Quix Quantum, a photonic quantum computing hardware company from Enschede, says it has demonstrated below-threshold error mitigation on a photonic quantum computer, positioning the result as a European first and a step toward fault-tolerant systems. The findings are described in a paper published on the open-access repository Arxiv while undergoing peer review. Below-threshold error reduction refers to bringing the physical error rate of a quantum system below a critical limit: the fault-tolerance threshold. If error rates are above it, errors accumulate faster than they can be corrected, making large-scale computation impossible.

While it’s possible to implement quantum error correction mechanisms, these tend to be highly resource-intensive. Quix and partnering research institutions therefore opted for another approach, called photon distillation. This method creates ‘cleaner’ photons before they enter the optical chip, in which their quantum interactions produce the computing power. In addition to lowering error rates, the method requires significantly fewer resources than typical error correction mechanisms.
“We believe the most resource-efficient strategy is to reduce errors early rather than correct them at great expense – and by demonstrating net positive error mitigation on real hardware, we’ve taken a foundational step that showcases European leadership in accelerating quantum technologies toward powerful, large-scale systems,” says CEO Stefan Hengesbach of Quix.

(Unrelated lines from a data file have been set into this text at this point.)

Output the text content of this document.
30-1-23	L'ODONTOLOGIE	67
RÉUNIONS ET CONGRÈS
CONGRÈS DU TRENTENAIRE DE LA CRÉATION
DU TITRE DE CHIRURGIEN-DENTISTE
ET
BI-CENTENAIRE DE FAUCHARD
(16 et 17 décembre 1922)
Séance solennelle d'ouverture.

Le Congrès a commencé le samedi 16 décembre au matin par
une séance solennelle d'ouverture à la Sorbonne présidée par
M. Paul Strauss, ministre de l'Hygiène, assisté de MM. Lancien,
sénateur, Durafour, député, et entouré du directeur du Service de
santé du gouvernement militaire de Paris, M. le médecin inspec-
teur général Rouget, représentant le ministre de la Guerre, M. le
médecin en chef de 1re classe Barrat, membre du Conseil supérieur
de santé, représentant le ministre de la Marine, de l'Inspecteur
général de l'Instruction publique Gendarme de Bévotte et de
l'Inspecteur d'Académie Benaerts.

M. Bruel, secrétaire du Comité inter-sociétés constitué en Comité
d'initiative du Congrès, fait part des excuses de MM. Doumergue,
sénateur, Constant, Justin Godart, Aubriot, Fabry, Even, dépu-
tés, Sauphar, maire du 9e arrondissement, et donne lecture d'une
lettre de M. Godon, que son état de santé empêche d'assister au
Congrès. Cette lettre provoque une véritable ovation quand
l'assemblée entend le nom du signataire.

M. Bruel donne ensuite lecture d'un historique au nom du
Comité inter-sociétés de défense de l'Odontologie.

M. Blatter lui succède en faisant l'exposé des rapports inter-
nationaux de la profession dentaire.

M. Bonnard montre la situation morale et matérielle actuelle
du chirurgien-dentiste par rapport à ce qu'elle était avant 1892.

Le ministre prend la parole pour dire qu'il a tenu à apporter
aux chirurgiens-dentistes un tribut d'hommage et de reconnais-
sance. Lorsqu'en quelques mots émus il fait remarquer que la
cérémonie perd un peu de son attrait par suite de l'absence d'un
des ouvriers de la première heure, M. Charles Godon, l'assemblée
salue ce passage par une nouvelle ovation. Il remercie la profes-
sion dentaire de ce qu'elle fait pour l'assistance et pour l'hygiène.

Director of the Institute of Theoretical Nanoelectronics at Forschungszentrum Jülich’s Peter Grünberg Institute, David DiVincenzo, who wasn’t involved in the research, agrees. “The authors have established experimentally an elegant photon distillation scheme that would significantly slash required resource costs in the future photonic quantum processor. This work takes a big step forward on one of the most stubborn bottlenecks in creating indistinguishable photons, giving a hint of a scalable path toward quantum fault tolerance.”